122/365 Ring Ouzel

As the rain had started to slow down last night, I organised a small outing with my good friend this morning to see if the weather had brought down any migrants on to the Malvern Hills.  Meeting at half 6, we decided to do the two highest points on the Malverns (North Hill and Worcestershire Beacon) hoping something would have dropped in.  We weren’t dissapointed with great sightings of 5 Ring Ouzels, and single Wheatear and Redstart.  To celebrate, todays image is of a male Ring Ouzel I photographed on the hills two years ago in the autumn when they came back through the Malverns from their breeding grounds.

Ring Ouzel, Turdus torquatus, Malvern Hills, Worcestershire, October, 2009.
Canon 7D with Canon 500mm f/4 L IS lens with Canon 1.4x teleconverter.


076/365 Wheatear Oenanthe oenanthe

I really like the lighting on this one.  It was coming to the end of the day, and the sun had disappeared behind some thin clouds.  I had followed this juvenile Wheatear around for some time.  It is the same individual as the bird in Image 006, (here).  The background of this image is the Herefordshire county some distance below the Malvern Hills.  I really like the soft pastel colours in this.
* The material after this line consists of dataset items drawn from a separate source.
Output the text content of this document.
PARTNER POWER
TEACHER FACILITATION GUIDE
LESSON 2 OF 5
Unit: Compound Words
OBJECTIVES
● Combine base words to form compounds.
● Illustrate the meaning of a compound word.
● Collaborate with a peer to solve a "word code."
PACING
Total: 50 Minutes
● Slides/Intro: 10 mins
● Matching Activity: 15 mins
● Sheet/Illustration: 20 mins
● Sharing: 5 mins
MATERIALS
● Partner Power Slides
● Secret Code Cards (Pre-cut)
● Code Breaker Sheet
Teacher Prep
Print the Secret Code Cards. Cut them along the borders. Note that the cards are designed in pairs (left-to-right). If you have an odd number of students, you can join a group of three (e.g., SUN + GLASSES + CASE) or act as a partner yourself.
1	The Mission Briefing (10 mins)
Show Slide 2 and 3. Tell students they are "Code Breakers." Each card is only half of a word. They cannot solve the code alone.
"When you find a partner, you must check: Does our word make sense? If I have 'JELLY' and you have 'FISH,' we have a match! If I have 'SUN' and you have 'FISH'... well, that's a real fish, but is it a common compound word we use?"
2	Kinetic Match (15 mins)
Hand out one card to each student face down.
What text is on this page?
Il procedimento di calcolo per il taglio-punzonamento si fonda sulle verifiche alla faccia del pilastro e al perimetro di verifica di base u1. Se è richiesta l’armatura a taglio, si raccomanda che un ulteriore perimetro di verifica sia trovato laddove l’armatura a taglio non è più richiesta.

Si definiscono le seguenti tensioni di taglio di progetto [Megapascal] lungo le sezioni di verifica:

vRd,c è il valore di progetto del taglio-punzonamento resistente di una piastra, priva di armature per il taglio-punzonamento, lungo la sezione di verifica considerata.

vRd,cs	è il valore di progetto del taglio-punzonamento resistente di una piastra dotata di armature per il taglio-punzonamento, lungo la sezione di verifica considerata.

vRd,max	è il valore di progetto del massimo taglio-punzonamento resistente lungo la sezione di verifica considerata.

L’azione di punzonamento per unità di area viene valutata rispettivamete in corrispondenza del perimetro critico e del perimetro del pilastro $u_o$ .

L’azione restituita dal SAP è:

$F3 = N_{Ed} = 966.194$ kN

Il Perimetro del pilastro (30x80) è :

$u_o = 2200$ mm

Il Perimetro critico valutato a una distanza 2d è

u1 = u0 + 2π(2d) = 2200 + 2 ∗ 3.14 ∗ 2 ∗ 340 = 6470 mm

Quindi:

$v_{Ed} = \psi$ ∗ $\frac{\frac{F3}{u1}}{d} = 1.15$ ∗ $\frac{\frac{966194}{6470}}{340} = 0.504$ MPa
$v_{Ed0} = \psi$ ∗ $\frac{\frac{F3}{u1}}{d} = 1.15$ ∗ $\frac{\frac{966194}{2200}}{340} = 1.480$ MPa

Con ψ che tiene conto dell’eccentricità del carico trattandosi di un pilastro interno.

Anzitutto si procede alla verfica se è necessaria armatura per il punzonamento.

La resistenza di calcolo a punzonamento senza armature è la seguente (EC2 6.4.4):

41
It won’t be long now before this species starts appearing back on the hills, heading north on their return migration.  I can’t wait.

Wheatear, Oenanthe oenanthe, Malvern Hills, Worcestershire, October, 2008.
Canon 40D with Canon 500mm f/4.0 L IS lens.

046/365 Lightning strike

To finish my small selection of Borneo images, I would like to end on a spark of electricity! Image number 046 is of a lightning strike captured during one of the most exciting storms I have ever witnessed. Capturing lightning strikes is fairly to easy to achieve settings wise, but is very difficult to plan where the lightning is going to happen. A lot of patience is required but sitting with a beer on the balcony certainly helps. Although the camera could have been moved to the left slightly, there is no way of knowing where it will strike so I was very happy with this when I previewed on the back of the LCD. If anyone wants the shooting data for this please drop me a message.

Lightning strike, Borneo, Sabah, Malaysia, April, 2o10.
Canon 1D mkIV with Canon 17-40mm f/4.0 L lens.

045/365 Oriental Magpie Robin Copsychus saularis

Todays post, number 045, is a Oriental Magpie Robin. A very beautiful bird completely different to the robin you would expect to see in Europe with the red breast. These were very common around the hotel where we were staying. This was taken on one of the early morning reccy’s to see what I could find.

Oriental Magpie Robin, Copsychus saularis, Borneo, Malaysia, April, 2010.
Canon 1d MKIV with Canon 500mm f/4.0 L IS lens.

044/365 Purple Heron

Image 044 is of a Purple Heron bringing in a large branch to its nest.  You will often find that species that are rare to photograph in the UK are very common abroad and it is these situations that I make the most of.  On the golf course from yesterdays post, there was a lake with an island in the middle.  On the island there was a henronry being occupied by at least 5 species of heron and egret, with the Purple Heron and Little Egret being the most abundant. It was just a matter of figuring out the best location for the sunrise and waiting for the adults to start becoming active.

Purple Heron, Ardea purperea, Borneo, Sabah, Malaysia, April, 2010>
Canon 1d MkIV with Canon 500mm f/4.0 L IS lens.

043/365 Cattle Egret Bubulcus ibis

Image 043 is of a Cattle Egret watching two gents playing golf. When visiting foreign countries which are particularly hot, always find the nearest water and you will find birds there. Golf courses are always a hot spot for birdlife. To keep the greens in pristine playing condition the gardeners water them everyday, in turn attracting hundreds of birds for their daily drink.

Cattle egret, Bubulcus ibis, Shangri La golf course, Borneo, Malaysia, April 2010.
Canon 1D mkIV with Canon 500mm f/4.0 L IS Lens.

042/365 Green turtle tracks

Image 042 is of a track from a Green Turtle. It was taken from the island of Pulau Selingan (turtle island). The width of these tracks were about 1metre (3ft). We stopped off for one night here on the way to the Kinabatangan River. Due to the Green Turtles being protected, rangers on the island collect the eggs being laid by the adult females and place them into artificially created nests which are then protected. On that night we were there, 33 turtle landings were sighted, of which 25 created nests, which totalled over 2000 eggs being laid!! 55 baby turtles were released that night after 80 days in incubation.

Green Turtle Chelonia mydas track, Pulau Selingan, Borneo, Malaysia. April, 2010.
Canon 1D mkIV with Canon 17-40mm f/4.0 L lens.